Nelle prossime ore non solo potrebbe arrivare l’ordinanza del giudice che farebbe ripartire il processo, ma potrebbe essere anche disposta la scarcerazione dell’uomo attualmente detenuto nel carcere di massima sicurezza di Sassari. «Attendiamo la decisione della Corte di Appello – commenta l’avvocato Massimiliano Battagliola – Siamo comunque fiduciosi nella riapertura di un nuovo processo». A rimettere in discussione la sentenza di condanna nei confronti dell’uomo sono stati i suoi stessi figli, Michele e Gabriele , che lo scorso anno, 14 anni dopo i presunti abusi (i due ragazzini allora avevano 12 e 9 anni) avvenuti tra la Sardegna e Brescia, hanno ritrattato le pesanti accuse. «È stata la mamma a dirci di raccontare quelle cose – avevano spiegato i due ragazzi – Papà non ci hai fatto niente». Uno dei due, Gabriele, già nel 2009 aveva scritto in un memoriale la sua verità ma, come aveva ricordato lo stesso figlio di De Sario, nessuno si era preso la briga di leggerlo.

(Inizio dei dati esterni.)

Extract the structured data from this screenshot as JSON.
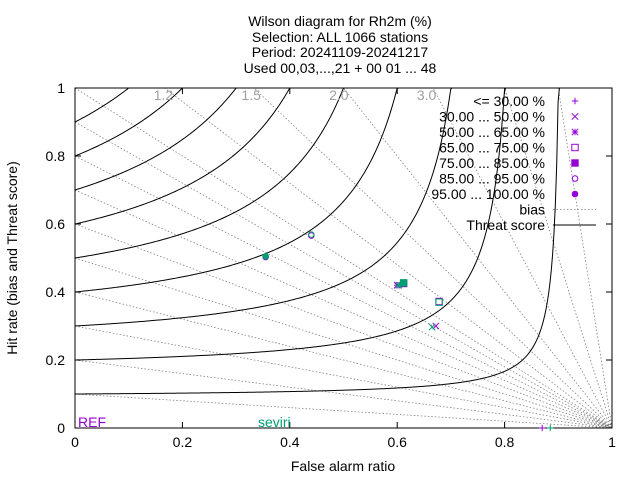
{
  "chart_data": {
    "type": "scatter",
    "title_lines": [
      "Wilson diagram  for Rh2m (%)",
      "Selection: ALL    1066 stations",
      "Period: 20241109-20241217",
      "Used 00,03,...,21 + 00 01 ... 48"
    ],
    "xlabel": "False alarm ratio",
    "ylabel": "Hit rate (bias and Threat score)",
    "xlim": [
      0,
      1
    ],
    "ylim": [
      0,
      1
    ],
    "x_ticks": [
      "0",
      "0.2",
      "0.4",
      "0.6",
      "0.8",
      "1"
    ],
    "y_ticks": [
      "0",
      "0.2",
      "0.4",
      "0.6",
      "0.8",
      "1"
    ],
    "bias_values": [
      0.1,
      0.2,
      0.3,
      0.4,
      0.5,
      0.6,
      0.7,
      0.8,
      0.9,
      1.0,
      1.2,
      1.5,
      2.0,
      3.0,
      5.0,
      10.0
    ],
    "bias_labels": [
      "1.2",
      "1.5",
      "2.0",
      "3.0"
    ],
    "threat_values": [
      0.1,
      0.2,
      0.3,
      0.4,
      0.5,
      0.6,
      0.7,
      0.8,
      0.9
    ],
    "legend": {
      "placement": "top-right",
      "entries": [
        {
          "label": "<= 30.00 %",
          "marker": "plus"
        },
        {
          "label": "30.00 ... 50.00 %",
          "marker": "cross"
        },
        {
          "label": "50.00 ... 65.00 %",
          "marker": "star"
        },
        {
          "label": "65.00 ... 75.00 %",
          "marker": "open-square"
        },
        {
          "label": "75.00 ... 85.00 %",
          "marker": "filled-square"
        },
        {
          "label": "85.00 ... 95.00 %",
          "marker": "open-circle"
        },
        {
          "label": "95.00 ... 100.00 %",
          "marker": "filled-circle"
        }
      ],
      "bias_label": "bias",
      "threat_label": "Threat score"
    },
    "series": [
      {
        "name": "REF",
        "color": "#9400d3",
        "points": [
          {
            "x": 0.87,
            "y": 0.0,
            "marker": "plus"
          },
          {
            "x": 0.672,
            "y": 0.3,
            "marker": "cross"
          },
          {
            "x": 0.6,
            "y": 0.42,
            "marker": "star"
          },
          {
            "x": 0.678,
            "y": 0.372,
            "marker": "open-square"
          },
          {
            "x": 0.612,
            "y": 0.425,
            "marker": "filled-square"
          },
          {
            "x": 0.44,
            "y": 0.566,
            "marker": "open-circle"
          },
          {
            "x": 0.355,
            "y": 0.503,
            "marker": "filled-circle"
          }
        ]
      },
      {
        "name": "seviri",
        "color": "#009e73",
        "points": [
          {
            "x": 0.885,
            "y": 0.0,
            "marker": "plus"
          },
          {
            "x": 0.665,
            "y": 0.297,
            "marker": "cross"
          },
          {
            "x": 0.603,
            "y": 0.42,
            "marker": "star"
          },
          {
            "x": 0.678,
            "y": 0.37,
            "marker": "open-square"
          },
          {
            "x": 0.612,
            "y": 0.427,
            "marker": "filled-square"
          },
          {
            "x": 0.44,
            "y": 0.569,
            "marker": "open-circle"
          },
          {
            "x": 0.355,
            "y": 0.505,
            "marker": "filled-circle"
          }
        ]
      }
    ]
  }
}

Un anno fa la decisione di far riprendere in mano ai giudici la vicenda. Giusto dodici mesi però la la quarta sezione della Corte d’appello di Roma aveva detto no ad un nuovo processo dichiarando inammissibile l’istanza. Una doccia fredda che però non aveva spento la voglia di far riaprire il caso. Ad aprile il nuovo, e atteso, colpo di scena con la Corte di Cassazione che ha accolto il ricorso presentato dall’avvocato Massimiliano Battagliola contro il rigetto di pochi mesi prima.

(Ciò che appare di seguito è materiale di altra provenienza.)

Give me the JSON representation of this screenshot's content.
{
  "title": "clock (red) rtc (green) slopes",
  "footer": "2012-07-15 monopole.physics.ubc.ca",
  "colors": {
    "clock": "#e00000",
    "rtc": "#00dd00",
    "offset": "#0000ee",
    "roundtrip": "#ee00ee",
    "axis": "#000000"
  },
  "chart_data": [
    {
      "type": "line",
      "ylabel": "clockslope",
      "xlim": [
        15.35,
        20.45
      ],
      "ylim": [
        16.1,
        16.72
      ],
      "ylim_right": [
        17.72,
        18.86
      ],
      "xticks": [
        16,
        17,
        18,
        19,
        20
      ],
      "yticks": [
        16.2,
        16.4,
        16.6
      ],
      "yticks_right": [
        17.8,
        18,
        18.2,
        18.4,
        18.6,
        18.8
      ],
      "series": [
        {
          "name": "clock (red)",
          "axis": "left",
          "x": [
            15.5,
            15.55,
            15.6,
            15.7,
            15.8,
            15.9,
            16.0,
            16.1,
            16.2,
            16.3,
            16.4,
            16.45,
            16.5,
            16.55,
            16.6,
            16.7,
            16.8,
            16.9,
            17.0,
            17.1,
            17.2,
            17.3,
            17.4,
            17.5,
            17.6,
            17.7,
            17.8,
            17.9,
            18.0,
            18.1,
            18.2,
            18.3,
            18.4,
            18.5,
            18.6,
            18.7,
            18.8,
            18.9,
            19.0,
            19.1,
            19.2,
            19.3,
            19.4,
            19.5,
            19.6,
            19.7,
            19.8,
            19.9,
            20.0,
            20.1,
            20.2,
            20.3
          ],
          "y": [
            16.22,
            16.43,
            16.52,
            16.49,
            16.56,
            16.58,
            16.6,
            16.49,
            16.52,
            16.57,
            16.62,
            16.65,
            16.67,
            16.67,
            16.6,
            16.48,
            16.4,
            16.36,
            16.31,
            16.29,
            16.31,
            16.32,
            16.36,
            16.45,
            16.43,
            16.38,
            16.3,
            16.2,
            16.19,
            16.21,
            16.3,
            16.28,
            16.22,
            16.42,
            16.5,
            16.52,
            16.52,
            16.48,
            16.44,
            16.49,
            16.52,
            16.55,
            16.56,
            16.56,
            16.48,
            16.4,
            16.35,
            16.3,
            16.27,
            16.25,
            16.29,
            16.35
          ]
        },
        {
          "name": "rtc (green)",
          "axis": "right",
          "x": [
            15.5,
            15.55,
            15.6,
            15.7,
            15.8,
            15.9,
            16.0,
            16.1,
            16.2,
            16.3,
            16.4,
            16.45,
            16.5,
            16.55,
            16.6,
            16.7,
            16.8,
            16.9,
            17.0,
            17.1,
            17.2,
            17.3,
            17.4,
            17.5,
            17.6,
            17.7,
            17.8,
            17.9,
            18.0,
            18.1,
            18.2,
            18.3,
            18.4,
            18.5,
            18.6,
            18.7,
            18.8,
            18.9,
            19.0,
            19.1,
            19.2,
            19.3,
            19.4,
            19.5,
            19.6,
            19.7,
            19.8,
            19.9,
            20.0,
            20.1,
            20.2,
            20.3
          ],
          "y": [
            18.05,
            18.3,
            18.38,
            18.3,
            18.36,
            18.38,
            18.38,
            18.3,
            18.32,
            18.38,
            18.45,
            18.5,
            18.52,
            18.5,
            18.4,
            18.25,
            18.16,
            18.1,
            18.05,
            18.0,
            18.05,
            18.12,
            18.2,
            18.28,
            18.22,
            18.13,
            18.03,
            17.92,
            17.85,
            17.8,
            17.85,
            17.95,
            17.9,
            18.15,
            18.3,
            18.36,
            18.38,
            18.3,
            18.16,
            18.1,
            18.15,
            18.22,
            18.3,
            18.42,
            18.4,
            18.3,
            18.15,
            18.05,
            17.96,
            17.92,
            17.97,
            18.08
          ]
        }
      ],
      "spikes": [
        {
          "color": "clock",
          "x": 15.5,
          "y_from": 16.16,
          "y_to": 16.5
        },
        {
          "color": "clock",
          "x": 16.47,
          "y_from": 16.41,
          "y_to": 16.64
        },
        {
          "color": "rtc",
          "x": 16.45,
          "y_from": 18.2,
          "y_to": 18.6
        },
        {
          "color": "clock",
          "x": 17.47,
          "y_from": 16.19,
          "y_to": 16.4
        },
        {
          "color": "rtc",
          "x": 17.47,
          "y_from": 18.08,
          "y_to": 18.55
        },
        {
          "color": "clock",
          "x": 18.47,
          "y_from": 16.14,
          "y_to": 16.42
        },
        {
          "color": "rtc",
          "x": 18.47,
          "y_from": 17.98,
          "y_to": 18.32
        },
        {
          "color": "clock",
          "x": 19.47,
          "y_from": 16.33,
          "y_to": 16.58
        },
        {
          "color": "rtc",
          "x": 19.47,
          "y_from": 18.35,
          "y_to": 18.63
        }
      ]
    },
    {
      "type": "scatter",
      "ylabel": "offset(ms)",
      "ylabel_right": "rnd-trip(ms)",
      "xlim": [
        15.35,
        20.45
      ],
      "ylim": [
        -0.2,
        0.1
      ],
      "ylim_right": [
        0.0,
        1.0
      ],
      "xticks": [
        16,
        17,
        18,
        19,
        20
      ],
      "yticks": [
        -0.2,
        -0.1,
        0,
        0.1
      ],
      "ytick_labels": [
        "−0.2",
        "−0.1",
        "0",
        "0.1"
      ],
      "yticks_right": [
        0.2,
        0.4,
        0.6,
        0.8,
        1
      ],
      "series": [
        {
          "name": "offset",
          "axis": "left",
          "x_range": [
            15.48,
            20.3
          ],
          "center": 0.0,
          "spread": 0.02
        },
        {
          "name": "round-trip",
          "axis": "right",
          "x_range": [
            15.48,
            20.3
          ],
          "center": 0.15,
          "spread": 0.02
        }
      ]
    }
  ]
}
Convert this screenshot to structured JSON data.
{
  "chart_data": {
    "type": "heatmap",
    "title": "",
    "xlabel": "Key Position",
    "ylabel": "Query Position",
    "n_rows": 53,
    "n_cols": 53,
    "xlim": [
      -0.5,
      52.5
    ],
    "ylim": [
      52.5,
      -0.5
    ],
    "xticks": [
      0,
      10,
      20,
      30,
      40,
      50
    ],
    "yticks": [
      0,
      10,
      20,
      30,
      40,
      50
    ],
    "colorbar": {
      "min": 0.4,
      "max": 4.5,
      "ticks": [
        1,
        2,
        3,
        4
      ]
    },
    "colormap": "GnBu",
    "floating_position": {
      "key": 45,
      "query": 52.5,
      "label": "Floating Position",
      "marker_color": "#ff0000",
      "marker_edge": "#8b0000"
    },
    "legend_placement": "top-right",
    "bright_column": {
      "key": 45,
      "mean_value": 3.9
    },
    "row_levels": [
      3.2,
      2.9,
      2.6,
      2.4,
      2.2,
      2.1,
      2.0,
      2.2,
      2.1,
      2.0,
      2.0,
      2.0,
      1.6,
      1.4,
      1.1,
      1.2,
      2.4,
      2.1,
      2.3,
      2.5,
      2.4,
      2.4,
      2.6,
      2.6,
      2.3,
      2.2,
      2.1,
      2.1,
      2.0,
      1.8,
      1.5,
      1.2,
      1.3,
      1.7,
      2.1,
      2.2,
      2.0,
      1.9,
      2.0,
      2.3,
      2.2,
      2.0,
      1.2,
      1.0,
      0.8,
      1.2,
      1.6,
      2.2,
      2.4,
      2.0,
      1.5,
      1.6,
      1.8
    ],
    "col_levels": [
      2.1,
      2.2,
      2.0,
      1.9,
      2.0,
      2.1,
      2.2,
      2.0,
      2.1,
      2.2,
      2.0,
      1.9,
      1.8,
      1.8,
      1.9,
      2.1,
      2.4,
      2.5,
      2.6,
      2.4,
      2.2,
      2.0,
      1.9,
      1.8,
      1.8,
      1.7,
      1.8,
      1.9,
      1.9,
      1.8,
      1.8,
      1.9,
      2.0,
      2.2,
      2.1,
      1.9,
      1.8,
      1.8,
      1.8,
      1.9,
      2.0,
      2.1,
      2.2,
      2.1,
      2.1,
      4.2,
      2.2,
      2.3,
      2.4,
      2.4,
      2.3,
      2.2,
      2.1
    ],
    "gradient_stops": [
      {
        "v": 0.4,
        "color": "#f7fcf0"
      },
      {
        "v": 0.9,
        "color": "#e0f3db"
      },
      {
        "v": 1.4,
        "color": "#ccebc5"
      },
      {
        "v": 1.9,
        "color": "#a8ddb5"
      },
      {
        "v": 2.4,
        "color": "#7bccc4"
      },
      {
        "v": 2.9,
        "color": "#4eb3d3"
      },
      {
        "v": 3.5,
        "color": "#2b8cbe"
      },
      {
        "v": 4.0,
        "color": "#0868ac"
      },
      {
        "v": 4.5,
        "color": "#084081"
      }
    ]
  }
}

Ora la palla è in mano alla Corte d’Appello di Perugia che nelle prossime ore potrebbe riaprire il caso. Nella richiesta di revisione oltre al memoriale con cui il 46enne viene scagionato dai figli sono presenti anche altri documenti e prove a favore di Saverio De Sario. Tra gli allegati c’è infatti anche un certificato medico di alcuni mesi fa redatto da un ginecologo che ha visitato la nipote di De Sario (dodicenne all’epoca delle presunte violenze di 14 anni fa) che negli atti processuali risultava essere stata abusata più volte dallo zio. Nel documento il medico esclude che questo possa essere accaduto visto che la ragazza risulterebbe vergine.